Avec la deuxième phase du déconfinement qui a débuté hier 2 juin, sonne l’heure de la relance de l’économie, déjà entamée depuis le 11 mai pour nombre de secteurs, dont l’optique. Alors que Bruno Le Maire a encore réévalué les prévisions de récession pour 2020 (-11% du PIB), toutes les entreprises françaises s’interrogent sur les dispositifs qui vont succéder à la « perfusion » dont elles ont, pour une grande partie, bénéficié ces 3 derniers mois. Sans surprise, elles se sont endettées à des niveaux spectaculaires pendant toute cette période. Selon les dernières données économiques de la Banque de France, leur endettement total avoisinerait les 91 milliards €. Un montant colossal qui vient se substituer aux CA non réalisés et sécuriser, autant que faire se peut, les trésoreries.

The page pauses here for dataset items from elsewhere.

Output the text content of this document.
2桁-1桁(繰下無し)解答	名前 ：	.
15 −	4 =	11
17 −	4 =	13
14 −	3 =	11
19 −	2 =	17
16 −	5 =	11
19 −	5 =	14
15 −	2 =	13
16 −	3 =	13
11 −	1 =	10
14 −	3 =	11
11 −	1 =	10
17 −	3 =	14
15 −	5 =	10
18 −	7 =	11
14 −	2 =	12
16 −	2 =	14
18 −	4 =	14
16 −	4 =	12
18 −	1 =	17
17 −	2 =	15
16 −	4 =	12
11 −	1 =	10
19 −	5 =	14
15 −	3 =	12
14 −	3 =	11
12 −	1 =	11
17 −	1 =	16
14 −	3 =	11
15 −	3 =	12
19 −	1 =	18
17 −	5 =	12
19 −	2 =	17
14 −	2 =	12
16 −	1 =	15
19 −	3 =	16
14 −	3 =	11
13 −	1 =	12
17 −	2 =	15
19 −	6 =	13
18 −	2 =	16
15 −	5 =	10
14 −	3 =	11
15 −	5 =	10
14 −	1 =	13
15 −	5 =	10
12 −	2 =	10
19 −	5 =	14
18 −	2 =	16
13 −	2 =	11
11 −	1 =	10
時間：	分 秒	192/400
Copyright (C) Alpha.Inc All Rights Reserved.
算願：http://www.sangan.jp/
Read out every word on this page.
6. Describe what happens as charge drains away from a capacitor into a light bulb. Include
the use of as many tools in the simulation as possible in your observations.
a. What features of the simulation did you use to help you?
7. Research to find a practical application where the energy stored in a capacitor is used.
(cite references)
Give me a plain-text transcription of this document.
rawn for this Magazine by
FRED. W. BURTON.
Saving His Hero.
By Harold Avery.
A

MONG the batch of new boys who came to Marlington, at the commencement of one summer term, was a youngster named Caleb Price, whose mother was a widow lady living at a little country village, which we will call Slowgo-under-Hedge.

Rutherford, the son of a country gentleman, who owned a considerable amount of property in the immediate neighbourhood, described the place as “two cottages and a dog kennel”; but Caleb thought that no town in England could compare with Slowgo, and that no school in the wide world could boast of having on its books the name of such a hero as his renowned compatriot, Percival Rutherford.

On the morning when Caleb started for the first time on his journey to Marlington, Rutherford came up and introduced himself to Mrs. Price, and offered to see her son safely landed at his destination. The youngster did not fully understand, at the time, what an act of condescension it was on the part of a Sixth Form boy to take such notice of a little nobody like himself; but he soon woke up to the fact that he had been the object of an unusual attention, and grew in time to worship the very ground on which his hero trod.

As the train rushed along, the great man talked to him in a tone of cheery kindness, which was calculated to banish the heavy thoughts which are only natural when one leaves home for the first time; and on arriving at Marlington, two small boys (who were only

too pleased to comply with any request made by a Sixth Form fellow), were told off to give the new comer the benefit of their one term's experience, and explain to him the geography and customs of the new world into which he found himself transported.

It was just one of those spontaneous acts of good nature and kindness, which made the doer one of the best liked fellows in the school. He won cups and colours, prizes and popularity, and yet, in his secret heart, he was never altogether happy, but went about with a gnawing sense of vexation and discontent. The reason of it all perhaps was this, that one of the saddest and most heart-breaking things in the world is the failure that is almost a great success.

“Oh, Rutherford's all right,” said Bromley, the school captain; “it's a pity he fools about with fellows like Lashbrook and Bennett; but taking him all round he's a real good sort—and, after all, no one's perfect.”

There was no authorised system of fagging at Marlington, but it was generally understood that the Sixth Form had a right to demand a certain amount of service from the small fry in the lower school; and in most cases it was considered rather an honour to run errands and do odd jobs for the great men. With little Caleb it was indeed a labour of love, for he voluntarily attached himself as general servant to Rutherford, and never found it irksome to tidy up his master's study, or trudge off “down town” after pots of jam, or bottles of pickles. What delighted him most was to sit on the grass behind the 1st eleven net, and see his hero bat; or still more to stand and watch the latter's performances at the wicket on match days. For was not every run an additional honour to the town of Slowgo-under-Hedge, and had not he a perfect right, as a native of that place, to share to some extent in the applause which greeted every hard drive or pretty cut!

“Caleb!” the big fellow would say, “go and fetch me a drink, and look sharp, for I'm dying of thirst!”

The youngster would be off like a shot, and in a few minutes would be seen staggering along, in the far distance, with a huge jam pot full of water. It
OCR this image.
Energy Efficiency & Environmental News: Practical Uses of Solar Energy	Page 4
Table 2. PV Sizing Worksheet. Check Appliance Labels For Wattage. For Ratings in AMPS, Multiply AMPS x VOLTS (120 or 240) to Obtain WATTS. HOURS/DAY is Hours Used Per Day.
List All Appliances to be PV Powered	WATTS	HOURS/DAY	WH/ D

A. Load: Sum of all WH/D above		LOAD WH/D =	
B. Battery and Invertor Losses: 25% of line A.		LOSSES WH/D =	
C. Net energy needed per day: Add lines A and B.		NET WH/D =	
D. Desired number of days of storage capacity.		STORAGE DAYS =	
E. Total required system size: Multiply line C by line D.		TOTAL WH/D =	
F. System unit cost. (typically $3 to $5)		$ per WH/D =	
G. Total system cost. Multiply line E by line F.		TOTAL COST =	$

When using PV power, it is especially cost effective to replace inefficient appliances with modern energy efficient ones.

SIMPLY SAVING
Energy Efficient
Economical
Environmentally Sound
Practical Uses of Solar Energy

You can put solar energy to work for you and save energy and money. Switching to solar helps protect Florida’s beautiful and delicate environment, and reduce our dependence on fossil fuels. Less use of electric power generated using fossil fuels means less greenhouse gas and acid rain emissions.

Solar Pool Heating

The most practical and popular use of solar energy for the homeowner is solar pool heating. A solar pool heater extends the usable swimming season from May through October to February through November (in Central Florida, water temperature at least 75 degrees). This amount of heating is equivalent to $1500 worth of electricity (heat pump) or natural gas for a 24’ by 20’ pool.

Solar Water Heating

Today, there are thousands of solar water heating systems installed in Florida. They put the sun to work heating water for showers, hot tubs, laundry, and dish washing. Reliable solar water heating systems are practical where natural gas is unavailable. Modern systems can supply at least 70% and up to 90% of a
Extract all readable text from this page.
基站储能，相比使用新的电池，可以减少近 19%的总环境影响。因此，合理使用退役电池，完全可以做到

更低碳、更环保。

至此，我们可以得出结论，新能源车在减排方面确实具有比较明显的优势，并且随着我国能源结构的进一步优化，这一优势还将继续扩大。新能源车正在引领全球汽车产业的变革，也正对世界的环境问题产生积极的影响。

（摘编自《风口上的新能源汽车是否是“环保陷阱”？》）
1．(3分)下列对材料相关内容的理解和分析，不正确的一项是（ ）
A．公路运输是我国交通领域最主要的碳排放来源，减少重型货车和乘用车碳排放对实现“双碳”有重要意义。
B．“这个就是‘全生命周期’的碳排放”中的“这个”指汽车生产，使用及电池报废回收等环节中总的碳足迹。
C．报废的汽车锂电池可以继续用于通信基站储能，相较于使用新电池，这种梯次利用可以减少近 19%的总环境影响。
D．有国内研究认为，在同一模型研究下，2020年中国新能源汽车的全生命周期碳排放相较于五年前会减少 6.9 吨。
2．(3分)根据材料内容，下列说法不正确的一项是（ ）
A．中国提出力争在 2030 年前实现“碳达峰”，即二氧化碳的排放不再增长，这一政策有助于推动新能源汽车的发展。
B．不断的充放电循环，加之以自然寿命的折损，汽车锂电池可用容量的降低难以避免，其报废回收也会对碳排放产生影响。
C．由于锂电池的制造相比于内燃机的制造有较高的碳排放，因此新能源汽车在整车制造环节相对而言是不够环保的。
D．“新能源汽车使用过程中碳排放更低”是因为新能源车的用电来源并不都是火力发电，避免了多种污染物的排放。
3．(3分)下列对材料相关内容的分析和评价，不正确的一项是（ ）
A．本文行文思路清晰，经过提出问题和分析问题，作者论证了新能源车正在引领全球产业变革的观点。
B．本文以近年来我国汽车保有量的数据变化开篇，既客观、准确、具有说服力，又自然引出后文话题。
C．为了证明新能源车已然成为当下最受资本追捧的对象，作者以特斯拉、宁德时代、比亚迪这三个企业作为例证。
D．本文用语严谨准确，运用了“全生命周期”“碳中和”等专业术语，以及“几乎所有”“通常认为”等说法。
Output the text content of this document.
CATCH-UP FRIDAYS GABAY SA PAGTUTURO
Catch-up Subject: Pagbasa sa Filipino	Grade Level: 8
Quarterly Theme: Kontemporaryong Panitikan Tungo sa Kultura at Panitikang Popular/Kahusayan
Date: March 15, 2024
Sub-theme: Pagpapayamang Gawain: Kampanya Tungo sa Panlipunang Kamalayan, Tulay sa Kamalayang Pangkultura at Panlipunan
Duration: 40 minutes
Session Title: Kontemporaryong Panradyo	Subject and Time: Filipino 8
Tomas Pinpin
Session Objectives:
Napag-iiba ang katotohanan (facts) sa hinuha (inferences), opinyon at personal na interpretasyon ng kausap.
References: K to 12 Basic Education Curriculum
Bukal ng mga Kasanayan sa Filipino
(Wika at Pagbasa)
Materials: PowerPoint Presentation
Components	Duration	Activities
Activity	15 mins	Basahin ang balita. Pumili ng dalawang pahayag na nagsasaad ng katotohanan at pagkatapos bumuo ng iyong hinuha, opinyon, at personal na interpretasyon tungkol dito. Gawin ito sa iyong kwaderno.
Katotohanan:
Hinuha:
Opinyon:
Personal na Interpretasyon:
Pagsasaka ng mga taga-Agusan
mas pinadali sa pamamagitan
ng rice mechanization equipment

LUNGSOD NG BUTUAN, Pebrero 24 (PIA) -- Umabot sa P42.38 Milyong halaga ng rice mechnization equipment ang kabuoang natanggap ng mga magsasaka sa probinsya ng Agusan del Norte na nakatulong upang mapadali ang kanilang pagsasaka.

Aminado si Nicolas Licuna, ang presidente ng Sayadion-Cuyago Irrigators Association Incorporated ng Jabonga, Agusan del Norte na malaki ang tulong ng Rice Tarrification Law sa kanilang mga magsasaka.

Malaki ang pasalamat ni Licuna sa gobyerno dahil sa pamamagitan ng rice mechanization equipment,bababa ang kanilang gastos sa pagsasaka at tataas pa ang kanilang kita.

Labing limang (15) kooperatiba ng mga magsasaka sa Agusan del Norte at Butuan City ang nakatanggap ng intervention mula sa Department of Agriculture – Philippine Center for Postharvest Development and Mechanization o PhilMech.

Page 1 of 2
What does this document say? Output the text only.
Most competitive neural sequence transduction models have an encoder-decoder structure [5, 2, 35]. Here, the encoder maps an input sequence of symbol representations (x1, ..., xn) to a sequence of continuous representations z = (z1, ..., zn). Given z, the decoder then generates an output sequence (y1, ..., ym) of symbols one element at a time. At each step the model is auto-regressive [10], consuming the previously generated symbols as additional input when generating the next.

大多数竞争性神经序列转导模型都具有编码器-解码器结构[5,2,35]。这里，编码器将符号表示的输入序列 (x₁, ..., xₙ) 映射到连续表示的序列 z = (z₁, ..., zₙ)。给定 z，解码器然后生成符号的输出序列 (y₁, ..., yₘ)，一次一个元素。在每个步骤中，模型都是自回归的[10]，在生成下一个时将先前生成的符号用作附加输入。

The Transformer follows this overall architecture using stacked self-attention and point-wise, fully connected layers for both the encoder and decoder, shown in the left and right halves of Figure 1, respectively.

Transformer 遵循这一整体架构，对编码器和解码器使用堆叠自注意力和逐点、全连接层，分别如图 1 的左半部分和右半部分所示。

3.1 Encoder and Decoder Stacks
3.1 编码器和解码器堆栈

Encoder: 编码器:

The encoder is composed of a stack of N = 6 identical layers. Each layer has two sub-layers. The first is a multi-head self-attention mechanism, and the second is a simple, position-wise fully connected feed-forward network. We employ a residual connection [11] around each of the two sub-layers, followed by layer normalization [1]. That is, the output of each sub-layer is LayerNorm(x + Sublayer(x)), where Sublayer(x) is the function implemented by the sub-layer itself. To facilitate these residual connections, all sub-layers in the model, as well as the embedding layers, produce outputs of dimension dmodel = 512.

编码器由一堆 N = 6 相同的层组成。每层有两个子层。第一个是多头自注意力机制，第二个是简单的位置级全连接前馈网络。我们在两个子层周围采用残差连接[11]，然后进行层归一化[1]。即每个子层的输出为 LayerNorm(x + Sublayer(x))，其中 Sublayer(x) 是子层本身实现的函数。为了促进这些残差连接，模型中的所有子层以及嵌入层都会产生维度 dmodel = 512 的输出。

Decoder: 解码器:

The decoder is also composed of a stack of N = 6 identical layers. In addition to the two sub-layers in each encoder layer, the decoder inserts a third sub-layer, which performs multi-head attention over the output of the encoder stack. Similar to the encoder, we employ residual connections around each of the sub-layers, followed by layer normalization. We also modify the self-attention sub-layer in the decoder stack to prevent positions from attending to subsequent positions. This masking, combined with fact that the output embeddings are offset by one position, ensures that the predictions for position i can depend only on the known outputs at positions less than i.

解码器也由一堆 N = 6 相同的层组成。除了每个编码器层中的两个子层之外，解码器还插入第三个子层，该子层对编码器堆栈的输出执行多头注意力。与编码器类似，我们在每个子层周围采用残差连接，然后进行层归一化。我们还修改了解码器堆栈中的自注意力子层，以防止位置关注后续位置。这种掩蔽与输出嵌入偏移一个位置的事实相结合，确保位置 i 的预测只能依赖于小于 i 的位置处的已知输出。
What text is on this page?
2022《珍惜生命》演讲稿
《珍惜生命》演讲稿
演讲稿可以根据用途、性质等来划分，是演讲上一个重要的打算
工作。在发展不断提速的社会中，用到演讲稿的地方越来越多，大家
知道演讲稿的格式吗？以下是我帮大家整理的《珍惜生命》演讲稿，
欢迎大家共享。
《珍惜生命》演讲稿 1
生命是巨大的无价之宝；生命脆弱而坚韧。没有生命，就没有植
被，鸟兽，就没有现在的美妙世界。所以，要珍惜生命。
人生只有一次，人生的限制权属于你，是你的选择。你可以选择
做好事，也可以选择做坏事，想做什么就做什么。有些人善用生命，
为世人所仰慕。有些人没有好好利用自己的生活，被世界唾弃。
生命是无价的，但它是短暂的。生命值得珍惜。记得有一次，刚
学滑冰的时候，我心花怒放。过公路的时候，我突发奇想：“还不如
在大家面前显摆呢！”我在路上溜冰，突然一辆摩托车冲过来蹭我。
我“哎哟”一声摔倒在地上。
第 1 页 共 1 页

La plupart des secteurs souhaitent des grands plans de relance qui n’interviendront pas avant les 2 derniers trimestres 2020. Et dans l’attente, l’intensité de la reprise qui se dessinera en juin, juillet et août, va être décisive. Selon les dernières remontées du terrain, dans notre secteur, le niveau d’activité retrouvé est satisfaisant pour le mois de mai. Mais la baisse de votre activité est brutale depuis janvier (-36%) et vos trésoreries ont beaucoup souffert. Ce qui place l’ensemble de la filière optique dans une situation inédite. Au point que les syndicats d’opticiens réclament auprès des pouvoirs publics des mesures d’urgence pour soutenir la relance de votre activité.
Parallèlement, un collectif de fabricants (19 sociétés de l’Hexagone représentant plus de 40 marques françaises et étrangères) a signé, la dernière semaine de mai, une campagne de communication dans Le Figaro. Son message à destination du grand public est clair : la crise sanitaire révèle à quel point la France a trop longtemps négligé son industrie. Or « avoir une industrie nationale est une question de survie pour notre planète et notre économie ». Et la condition pour que les commerces et l’emploi continuent d’exister. Un constat qui conduit à interpeller les pouvoirs publics et proposer 2 mesures concrètes pour défendre les lunettes fabriquées en France : rendre obligatoire la mention du pays de fabrication sur la monture, permettre aux Ocam une hausse du plafond de remboursement à 250 € (contre 100 € depuis la mise en œuvre du 100% Santé) pour les produits « français ». Une mesure qui ne coûterait pas un euro au budget de l’Etat et permettrait de créer plus de 10 000 emplois en 5 ans, selon le collectif.
Cette initiative rencontre légitimement l’aspiration des consommateurs, renforcée avec la crise sanitaire, d’acheter « local » et en toute transparence : selon un sondage Odoxa pour Comfluence*, 89% des Français sont favorables à une consommation de produits relocalisés en France, même si cela augmente leur coût. Et 93% appellent de leurs vœux la systématisation d’un label pour identifier les produits 100% made in France… ou made in Europe. Attirer l’attention des pouvoirs publics sur les difficultés des lunetiers fabricants dans l’Hexagone doit être, de ce point de vue, salué.
Pourtant, les 2 propositions du collectif risquent bien de rester lettre morte. Selon le droit européen, pour qu’un pays intra-communautaire rende obligatoire la mention made in sur un produit, il faut un accord des pays de l’UE (Union européenne) sur un règlement spécifique. C’est, certes, déjà le cas dans le textile ou l’alimentaire. Mais les pouvoirs publics l’ont refusé lors des négociations sur le devis normalisé, où seule figure la mention UE ou hors UE.
Quant à la hausse du plafond de remboursement des montures par les Ocam à 250 €, sa faisabilité demeure très hypothétique : la logique des gouvernements depuis bientôt 6 ans, et ce bien avant la mise en place du 100% Santé, conduit au contraire à sa baisse progressive. Au-delà, une telle mesure sous-entendrait qu’il faut « subventionner » à 100% l’achat d’une monture fabriquée en France. Ne vaudrait-il pas mieux que l’ensemble de la filière, fabricants comme opticiens, fassent œuvre de pédagogie auprès des porteurs pour expliquer, en toute transparence, la valeur des produits délivrés ? Si la situation d’urgence de la filière exige des mesures fortes, il n’est pas sûr qu’une énième réglementation vienne répondre à ses besoins et à la demande des consommateurs de plus de transparence.